その言葉を聞いたボスが反論しようとするも彼は有無を言わせず畳み掛ける。
「俺たちの仲間を助けるためにミズハは負傷したんだ。ミズハがこうなってしまった今、もう一度ヘビが襲ってきたらおしまいだ」
ゼロ距離からのチェーンワイヤーの射出によって大蛇は負傷し退散したが、また襲ってこないという保証はない。
同じようなのがもう一匹居ないという保証もだ。
「おい! 頼まれた荷物はどうすんだ!」
マウントブック一家のボスはあくまでも仕事を優先する姿勢を見せる。
「諦めるしかないっしょ。
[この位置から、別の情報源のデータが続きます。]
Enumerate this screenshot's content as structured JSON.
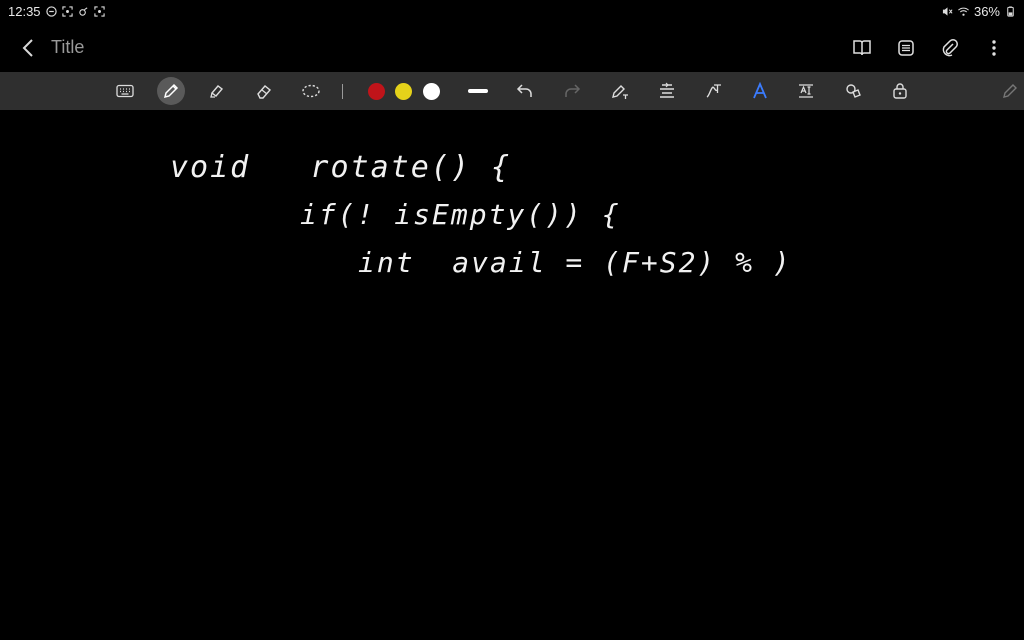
{
  "status_bar": {
    "time": "12:35",
    "battery": "36%",
    "left_icons": [
      "do-not-disturb-icon",
      "screenshot-icon",
      "cast-icon",
      "screenshot-icon"
    ],
    "right_icons": [
      "mute-icon",
      "wifi-icon",
      "battery-icon"
    ]
  },
  "header": {
    "title": "Title",
    "actions": [
      "book-view-icon",
      "page-list-icon",
      "attachment-icon",
      "more-options-icon"
    ]
  },
  "toolbar": {
    "tools": [
      "keyboard-icon",
      "pen-icon",
      "highlighter-icon",
      "eraser-icon",
      "lasso-icon"
    ],
    "active_tool": "pen-icon",
    "colors": [
      "#c0141a",
      "#e5d21a",
      "#ffffff"
    ],
    "after_colors": [
      "stroke-width-icon",
      "undo-icon",
      "redo-icon",
      "pen-to-text-icon",
      "text-align-icon",
      "handwriting-text-icon",
      "text-style-icon",
      "text-box-icon",
      "shapes-icon",
      "lock-icon",
      "edit-icon"
    ]
  },
  "note": {
    "lines": [
      "void   rotate() {",
      "if(! isEmpty()) {",
      "int  avail = (F+S2) % )"
    ]
  }
}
元々無茶なスケジュールだったんだし、謝るしか…」
「ふざけんな仕事をなんだと思ってんだ!」ボスが怒鳴る。
夜の湖に波紋が立つほどの大声が横たわるミズハの脳を揺さぶる。
「大体ハンター! てめぇがそんなだから困ってんだろうが! なんとかしろや!」
「だまりやがれ!」
ミズハでもない、ゴーガでもない。
ボスでもない、ボスに向けてキツイ一言を突きつけたのはミズハに助けられた野郎どもの一人だった。